I assume that you have a working IntelliJ IDEA IDE with Python plugin installed, and Python 3 installed on your machine. We will create a Python project in IntelliJ IDEA, change its Python SDK to a virtualenv based Python SDK, add Pyspark dependency to this VirtualEnv, install Pyspark in this VirtualEnv and finally test it using a small Pyspark hello world.
Create a Python Project
-
Open Intellij IDEA
-
Click on File → New → Project
-
Select Python and click Next, do not select any additional libraries
-
Do not tickle "Create project from template" and click Next
-
Name your project and click Finish
Create new Python SDK using VirtualEnv
-
Go to File → Project Structure
-
In Project Structure window, go to SDKs section
-
Click on the
+
on top of window → Add Python SDK -
Go to Virtualenv Environment section
-
Click OK, the new Virtual Environment base directory will be
/venv
in your project’s root directory
Change Python SDK used by project
-
In Project Structure window, go to Project section
-
Select the Python SDK created in previous section in dropdown menu in Project SDK section
-
Click on Apply
Add Pyspark Dependency to VirtualEnv
-
In your project root directory, create file
requirements.txt
containing the following line:
pyspark==3.0.1
Download Pyspark Dependency in VirtualEnv
-
In a terminal, go to your project root directory
-
Activate the virtual environment
% source venv/bin/activate
-
Install Pyspark dependency in VirtualEnv
% pip install -r requirements.txt Collecting pyspark==3.0.1 Downloading pyspark-3.0.1.tar.gz (204.2 MB) |████████████████████████████████| 204.2 MB 94 kB/s Collecting py4j==0.10.9 Downloading py4j-0.10.9-py2.py3-none-any.whl (198 kB) |████████████████████████████████| 198 kB 8.0 MB/s Using legacy 'setup.py install' for pyspark, since package 'wheel' is not installed.
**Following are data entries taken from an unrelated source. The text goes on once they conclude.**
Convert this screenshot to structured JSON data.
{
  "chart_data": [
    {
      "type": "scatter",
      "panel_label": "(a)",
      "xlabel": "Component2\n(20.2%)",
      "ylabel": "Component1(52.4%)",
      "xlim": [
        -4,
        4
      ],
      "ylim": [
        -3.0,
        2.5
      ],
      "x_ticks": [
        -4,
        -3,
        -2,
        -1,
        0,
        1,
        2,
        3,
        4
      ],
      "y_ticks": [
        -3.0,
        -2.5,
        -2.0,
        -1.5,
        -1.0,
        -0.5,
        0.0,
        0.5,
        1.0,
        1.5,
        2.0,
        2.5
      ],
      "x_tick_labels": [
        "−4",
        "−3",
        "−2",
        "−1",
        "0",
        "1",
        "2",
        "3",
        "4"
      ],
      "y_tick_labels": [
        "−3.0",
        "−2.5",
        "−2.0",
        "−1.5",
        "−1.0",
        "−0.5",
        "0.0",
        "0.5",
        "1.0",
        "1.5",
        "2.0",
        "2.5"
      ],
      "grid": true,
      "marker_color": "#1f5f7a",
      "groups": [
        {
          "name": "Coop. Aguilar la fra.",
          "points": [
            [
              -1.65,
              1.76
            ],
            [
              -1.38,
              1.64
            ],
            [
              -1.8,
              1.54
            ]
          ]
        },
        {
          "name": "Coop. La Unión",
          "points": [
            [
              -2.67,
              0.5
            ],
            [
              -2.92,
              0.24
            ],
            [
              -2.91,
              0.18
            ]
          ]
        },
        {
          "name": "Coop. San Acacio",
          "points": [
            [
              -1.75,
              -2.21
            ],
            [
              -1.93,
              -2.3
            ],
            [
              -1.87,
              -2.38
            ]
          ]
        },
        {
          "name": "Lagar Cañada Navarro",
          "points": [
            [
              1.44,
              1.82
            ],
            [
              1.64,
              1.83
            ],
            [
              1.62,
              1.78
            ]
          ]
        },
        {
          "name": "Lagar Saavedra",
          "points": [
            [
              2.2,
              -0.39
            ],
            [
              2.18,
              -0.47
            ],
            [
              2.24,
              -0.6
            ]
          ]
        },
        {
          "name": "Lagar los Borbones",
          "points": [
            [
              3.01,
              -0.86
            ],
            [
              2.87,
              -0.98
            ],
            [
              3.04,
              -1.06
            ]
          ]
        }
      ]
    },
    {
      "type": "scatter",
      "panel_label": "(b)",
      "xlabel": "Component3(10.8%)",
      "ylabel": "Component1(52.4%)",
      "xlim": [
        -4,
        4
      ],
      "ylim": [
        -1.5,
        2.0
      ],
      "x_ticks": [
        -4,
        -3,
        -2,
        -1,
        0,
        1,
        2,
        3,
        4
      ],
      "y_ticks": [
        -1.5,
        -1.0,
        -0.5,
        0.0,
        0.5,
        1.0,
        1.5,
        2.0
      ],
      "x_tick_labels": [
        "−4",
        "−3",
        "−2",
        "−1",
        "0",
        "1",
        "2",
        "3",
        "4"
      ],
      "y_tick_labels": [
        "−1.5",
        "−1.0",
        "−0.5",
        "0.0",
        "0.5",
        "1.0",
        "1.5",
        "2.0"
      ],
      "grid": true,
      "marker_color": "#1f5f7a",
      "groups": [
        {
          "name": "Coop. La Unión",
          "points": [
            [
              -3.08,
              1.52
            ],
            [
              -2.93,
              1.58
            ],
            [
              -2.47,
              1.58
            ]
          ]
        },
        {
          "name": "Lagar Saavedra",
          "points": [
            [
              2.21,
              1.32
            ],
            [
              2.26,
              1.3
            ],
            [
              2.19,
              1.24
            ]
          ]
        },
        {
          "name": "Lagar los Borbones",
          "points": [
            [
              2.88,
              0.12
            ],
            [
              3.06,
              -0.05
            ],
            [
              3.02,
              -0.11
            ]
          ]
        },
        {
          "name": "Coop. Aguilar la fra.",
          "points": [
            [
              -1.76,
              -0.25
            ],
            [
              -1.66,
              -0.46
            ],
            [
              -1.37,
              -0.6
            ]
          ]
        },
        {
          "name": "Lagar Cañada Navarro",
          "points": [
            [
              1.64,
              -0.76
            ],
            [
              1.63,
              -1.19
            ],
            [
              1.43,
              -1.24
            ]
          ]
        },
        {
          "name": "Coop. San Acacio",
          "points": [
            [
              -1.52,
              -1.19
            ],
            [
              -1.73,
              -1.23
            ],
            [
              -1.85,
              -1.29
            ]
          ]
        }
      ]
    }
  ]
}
Installing collected packages: py4j, pyspark Running setup.py install for pyspark ... done Successfully installed py4j-0.10.9 pyspark-3.0.1 pip install -r requirements.txt 9,10s user 2,80s system 47% cpu 24,840 total
-
Deactivate virtual environment
% deactivate
Test your Project’s configuration
-
In root directory of your project, create a file
PysparkTest.py
, containing the following lines:
from pyspark.sql import SparkSession sparkSession = SparkSession.builder.appName("test").getOrCreate() sparkSession.createDataFrame([(1, "value1"), (2, "value2")], ["id", "value"]).show()
-
Run this file in your Intellij IDEA IDE (Right click on file → Run). You should get something similar to the lines below:
/home/vincent/Projets/Personnel/pyspark-sandbox/venv/bin/python /home/vincent/Projets/Personnel/pyspark-sandbox/PysparkTest.py 21/01/24 15:07:14 WARN Utils: Your hostname, clementine resolves to a loopback address: 127.0.1.1; using 192.168.1.13 instead (on interface wlp3s0) 21/01/24 15:07:14 WARN Utils: Set SPARK_LOCAL_IP if you need to bind to another address 21/01/24 15:07:15 WARN NativeCodeLoader: Unable to load native-hadoop library for your platform... using builtin-java classes where applicable Using Spark's default log4j profile: org/apache/spark/log4j-defaults.properties Setting default log level to "WARN". To adjust logging level use sc.setLogLevel(newLevel). For SparkR, use setLogLevel(newLevel). +---+------+ | id| value| +---+------+ | 1|value1| | 2|value2| +---+------+